The social network X has been largely inaccessible in Brazil since Saturday after the country’s Supreme Court ordered all mobile and internet service providers to block the platform. The court order came after a months-long dispute between Judge Alexandre de Moraes and X CEO Elon Musk over the company’s misinformation, hate speech and moderation policies.
Brazil’s population of 215 million, mature democracy, vast territory and over 20,000 internet service providers make blocking web platforms a challenge in the South American country. While major ISPs have implemented the bans, many others are still struggling to comply with the order, leaving access to sites fragmented.
“Brazil is making efforts to block X across major internet providers, but our telemetry shows that there are still many local and regional ISPs where the service is available,” said Isik Matar, director of research at internet censorship analysis group NetBlocks.
The Open Network Interference Observatory reported a similar development in April 2023, when Brazilian Federal Police obtained a court order requiring ISPs to block the communications platform Telegram for not fully sharing information about users participating in neo-Nazi group chats. Some major ISPs immediately began blocking Telegram. “However, the block was not implemented by all ISPs in Brazil, nor in the same way,” the group wrote. “This suggests a lack of coordination between providers and that each ISP implemented the block autonomously.”
The X-ban follows a similar development. Brazil’s 20,000 ISPs form a competitive market, but only a few have a national infrastructure. About 40% are small regional providers with fewer than 5,000 customers. Human and digital rights watchdog Freedom House rates Brazil’s internet freedom as “partly free,” noting that the country’s widespread efforts to crack down on political misinformation in recent years and its three-day ban of Telegram have led to a trend toward more restrictive practices. Brazil also blocked the secure communications platform WhatsApp in December 2015 and May 2016 for failing to comply with similar data requests.
Brazil’s National Telecommunications Agency did not respond to multiple requests for comment from WIRED.
Unlike countries such as Russia, Iran or China, the legal apparatus and technical infrastructure that enable the Brazilian government to systematically and comprehensively restrict access to certain websites or online platforms or impose blocking on its citizens does not currently exist.
Many of the Brazilian ISPs that implemented the ban reportedly block access to X using a technique known as “DNS filtering.” The Domain Name System is the Internet’s phonebook for finding the IP address associated with a URL, such as www.wired.com. DNS queries are sent to DNS “resolvers,” which do the IP address lookup, and ISPs can configure their resolvers to filter or block requests to certain websites.
However, mobile apps such as X’s Android and iOS apps don’t rely on DNS, so DNS filtering alone isn’t enough to block all connections to the web platform. Some ISPs in Brazil also appear to be using IP address “sinkholing” (redirecting online traffic to a different server than the one the user was trying to visit) as a way to send traffic intended for X into the abyss.

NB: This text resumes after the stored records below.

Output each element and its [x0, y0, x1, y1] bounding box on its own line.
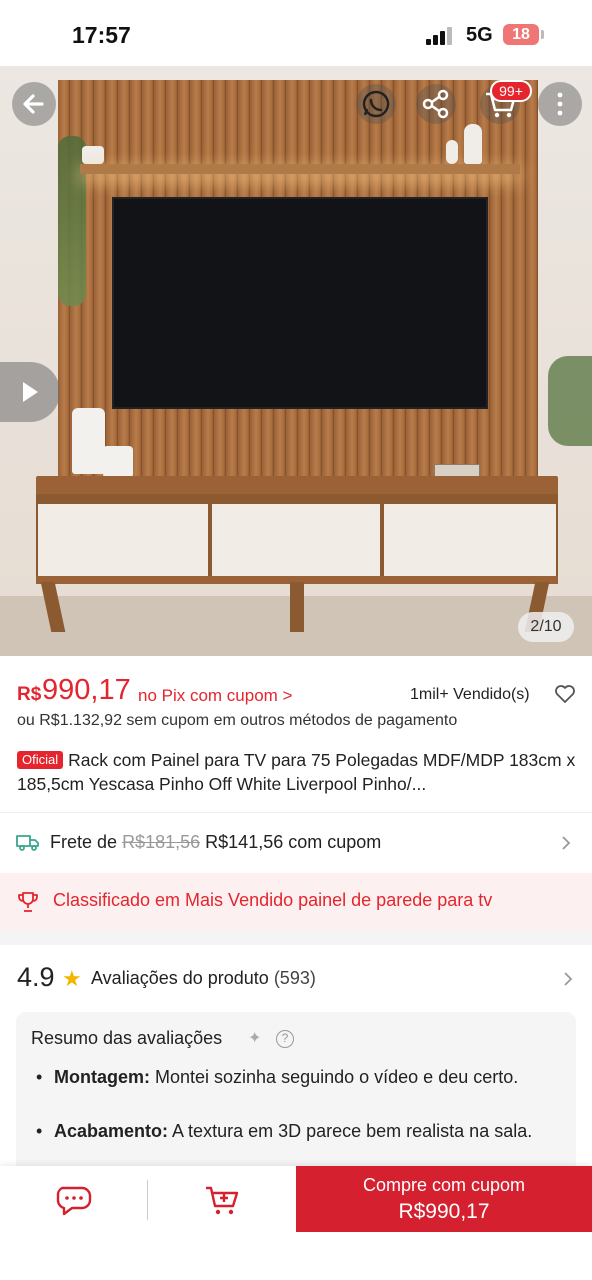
add-to-cart-icon[interactable]: [204, 1182, 242, 1218]
more-vertical-icon: [557, 92, 563, 116]
image-drawer: [384, 504, 556, 576]
shipping-label: Frete de: [50, 832, 118, 852]
cart-count-badge: 99+: [490, 80, 532, 102]
review-summary-card: Resumo das avaliações ✦ ? Montagem: Mont…: [16, 1012, 576, 1172]
product-image-carousel[interactable]: 99+ 2/10: [0, 66, 592, 656]
reviews-label-row: Avaliações do produto (593): [91, 968, 316, 989]
star-icon: ★: [62, 966, 82, 991]
review-summary-item: Acabamento: A textura em 3D parece bem r…: [36, 1120, 556, 1143]
image-counter: 2/10: [518, 612, 574, 642]
image-tv: [112, 197, 488, 409]
review-summary-text: A textura em 3D parece bem realista na s…: [168, 1121, 533, 1141]
share-button[interactable]: [414, 82, 458, 126]
price-value: 990,17: [42, 674, 131, 706]
shipping-row[interactable]: Frete de R$181,56 R$141,56 com cupom: [0, 818, 592, 868]
chevron-right-icon: [564, 972, 573, 986]
section-gap: [0, 931, 592, 945]
help-icon[interactable]: ?: [276, 1030, 294, 1048]
heart-icon[interactable]: [553, 682, 577, 706]
bottom-action-bar: Compre com cupom R$990,17: [0, 1166, 592, 1280]
shipping-new-price: R$141,56 com cupom: [205, 832, 382, 852]
image-vase-short: [103, 446, 133, 478]
network-label: 5G: [466, 24, 493, 46]
reviews-label: Avaliações do produto: [91, 968, 269, 988]
battery-tip: [541, 30, 544, 39]
share-icon: [416, 84, 456, 124]
whatsapp-icon: [356, 84, 396, 124]
truck-icon: [16, 835, 39, 851]
ranking-banner[interactable]: Classificado em Mais Vendido painel de p…: [0, 873, 592, 931]
sold-count: 1mil+ Vendido(s): [410, 686, 530, 703]
pix-coupon-link[interactable]: no Pix com cupom >: [138, 686, 293, 706]
trophy-icon: [18, 892, 38, 912]
ranking-text: Classificado em Mais Vendido painel de p…: [53, 890, 493, 910]
review-summary-key: Acabamento:: [54, 1121, 169, 1141]
review-summary-title: Resumo das avaliações: [31, 1028, 223, 1048]
chevron-right-icon: [562, 836, 571, 850]
divider: [0, 812, 592, 813]
image-drawer: [38, 504, 208, 576]
whatsapp-share-button[interactable]: [354, 82, 398, 126]
image-pot: [82, 146, 104, 164]
image-shelf: [80, 164, 520, 174]
image-leg: [290, 582, 304, 632]
product-title: Oficial Rack com Painel para TV para 75 P…: [17, 748, 577, 796]
shipping-old-price: R$181,56: [122, 832, 201, 852]
image-rack-top: [36, 476, 558, 496]
reviews-header[interactable]: 4.9 ★ Avaliações do produto (593): [17, 960, 577, 1000]
buy-button-label: Compre com cupom: [362, 1175, 526, 1195]
price-currency: R$: [17, 684, 42, 705]
review-summary-item: Montagem: Montei sozinha seguindo o víde…: [36, 1066, 556, 1089]
play-icon: [23, 382, 38, 402]
more-options-button[interactable]: [538, 82, 582, 126]
price-row: R$ 990,17 no Pix com cupom > 1mil+ Vendi…: [17, 674, 577, 714]
review-summary-text: Montei sozinha seguindo o vídeo e deu ce…: [150, 1067, 519, 1087]
signal-icon: [426, 27, 456, 45]
sparkle-icon: ✦: [248, 1030, 262, 1047]
image-vase: [464, 124, 482, 164]
review-summary-key: Montagem:: [54, 1067, 150, 1087]
status-time: 17:57: [72, 22, 131, 48]
alt-price: ou R$1.132,92 sem cupom em outros método…: [17, 712, 458, 729]
bottom-separator: [147, 1180, 148, 1220]
rating-value: 4.9: [17, 962, 55, 992]
buy-with-coupon-button[interactable]: Compre com cupom R$990,17: [296, 1166, 592, 1232]
play-video-button[interactable]: [0, 362, 60, 422]
official-badge: Oficial: [17, 751, 64, 769]
shipping-text: Frete de R$181,56 R$141,56 com cupom: [50, 832, 381, 853]
image-drawer: [212, 504, 380, 576]
image-vase-small: [446, 140, 458, 164]
image-vase-tall: [72, 408, 105, 474]
chat-icon[interactable]: [54, 1182, 94, 1218]
back-arrow-icon: [23, 94, 44, 114]
reviews-count: (593): [273, 968, 316, 988]
image-plant-right: [548, 356, 592, 446]
back-button[interactable]: [12, 82, 56, 126]
buy-button-price: R$990,17: [398, 1200, 490, 1223]
battery-icon: 18: [503, 24, 539, 45]
status-bar: 17:57 5G 18: [0, 0, 592, 66]
product-title-text: Rack com Painel para TV para 75 Polegada…: [17, 750, 576, 794]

“There’s a lot of variability between providers in Brazil, and for now it seems like each one is trying their own methods to see what works,” NetBlocks’ Matter said. “Because Brazil has a diverse network infrastructure and many ways for data to get in and out of the country, there aren’t any centralized choke points or ‘kill switches’ like you see in[some]authoritarian countries.”
The ban this week saw a surge in VPN use in Brazil as a way to get around ISP attempts to block X, but the court-ordered ban includes a clause that makes the use of circumvention tools like VPNs punishable by fines of 50,000 reais (around $8,900) per day.